Enkele maanden geleden startte de Wiardi Beckman Stichting samen met het Wetenschappelijk Bureau GroenLinks een project over framing. De bedenkingen daaromtrent lieten zich raden: ‘Framing behoort toch niet tot de taken van wetenschappelijke bureaus? En hadden we niet net met zijn allen geconstateerd dat te veel mensen in politiek-Den Haag bezig zijn met beeldvorming en communicatie?’
Dat klopt, dusdanig zelfs dat onderliggende waarden en ideologische denkkaders ondergesneeuwd zijn geraakt.[1] En net daarom dit project.
Met dit themanummer van S&D laten we zien dat framing veel meer is dan een communicatietrucje. Framing is ideologie in actie. Frames vertolken abstracte ideologische ideeën en overtuigingen en passen deze toe op een concrete maatschappelijke kwestie. Het is dan ook aan de hand van frames dat ideologie vorm krijgt in ons denken en ons doen. Omarm je bijvoorbeeld het frame dat we middenin een asieltsunami zitten, dan heeft dat een heel andere invloed op je denken en doen dan als je redeneert vanuit het frame dat Nederland een morele verantwoordelijkheid heeft met betrekking tot de opvang van vluchtelingen. Het eerste frame vertolkt een ideologie van nativisme, het tweede een van solidariteit en medemenselijkheid.
Frames zijn dus een onmisbaar instrument in de ideologische strijd. En laten we eerlijk zijn: rechtse politici en organisaties zijn een stuk vaardiger in het hanteren van dit ideologische instrument. Zelfs in die mate dat rechtse frames ons op veel thema’s permanent in het defensief dwingen.

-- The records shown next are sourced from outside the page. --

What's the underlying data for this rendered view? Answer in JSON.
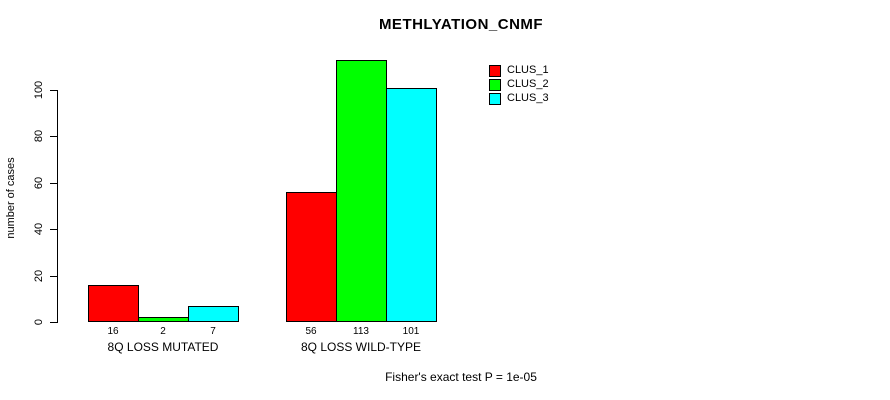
{
  "chart_data": {
    "type": "bar",
    "title": "METHLYATION_CNMF",
    "xlabel": "",
    "ylabel": "number of cases",
    "categories": [
      "8Q LOSS MUTATED",
      "8Q LOSS WILD-TYPE"
    ],
    "series": [
      {
        "name": "CLUS_1",
        "color": "#ff0000",
        "values": [
          16,
          56
        ]
      },
      {
        "name": "CLUS_2",
        "color": "#00ff00",
        "values": [
          2,
          113
        ]
      },
      {
        "name": "CLUS_3",
        "color": "#00ffff",
        "values": [
          7,
          101
        ]
      }
    ],
    "bar_value_labels": [
      [
        "16",
        "2",
        "7"
      ],
      [
        "56",
        "113",
        "101"
      ]
    ],
    "yticks": [
      0,
      20,
      40,
      60,
      80,
      100
    ],
    "ylim": [
      0,
      116
    ],
    "grid": false,
    "legend_position": "top-right",
    "legend_entries": [
      "CLUS_1",
      "CLUS_2",
      "CLUS_3"
    ],
    "annotation": "Fisher's exact test P = 1e-05"
  },
  "colors": {
    "clus_1": "#ff0000",
    "clus_2": "#00ff00",
    "clus_3": "#00ffff",
    "axis": "#000000",
    "background": "#ffffff"
  }
}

Er is dus werk aan de winkel. Zo ook voor de wetenschappelijke bureaus, net omdat framing en het denken over ideologie – de kerntaak van wetenschappelijke bureaus – niet los van elkaar gezien kunnen worden. Dat maken we in dit inleidende artikel voor dit themanummer duidelijk door eerst bondig uiteen te zetten wat framing is en hoe het deel uitmaakt van de politieke strijd. Vervolgens zullen we ingaan op de vraag wat dit alles betekent voor de manier waarop we politiek bedrijven. Afsluitend geven we een vooruitblik op de verschillende andere bijdragen aan dit themanummer.

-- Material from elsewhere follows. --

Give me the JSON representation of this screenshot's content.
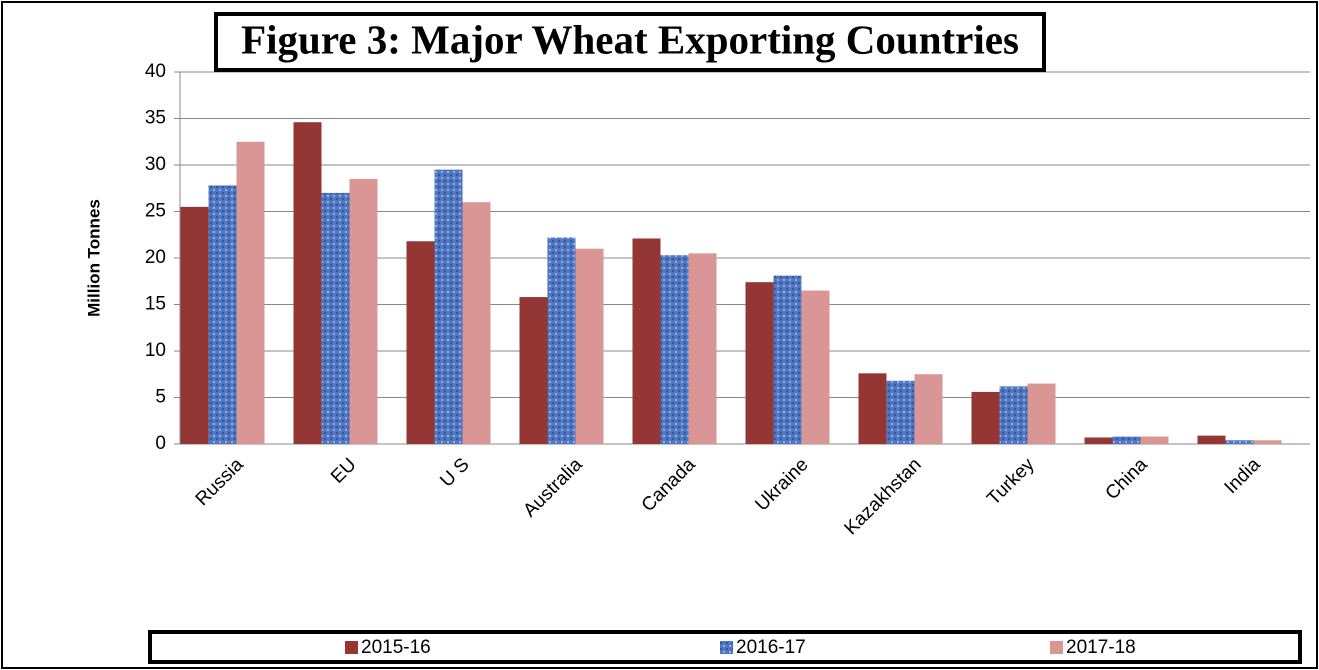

Framing als ideologisch werk
Framing is een veelgebruikt begrip, we horen het woord bijna dagelijks. Vaak heeft het dan een negatieve connotatie en wordt het gezien als een verdraaiing van de feiten, of een poging om een vervelende realiteit onder het tapijt te schuiven. In feite gaat het dan eerder over ‘spinning’.[2] Dat is niet waar we in dit artikel op doelen.
Bij framing gaat het er niet om de feiten te verdraaien of te verhullen, maar deze op een bepaalde manier te interpreteren en van morele betekenis te voorzien. Frames zijn interpretatiepatronen in onze hoofden of in discours (zie kader), die ons helpen de sociale realiteit, in al haar complexiteit, te bevatten en te duiden.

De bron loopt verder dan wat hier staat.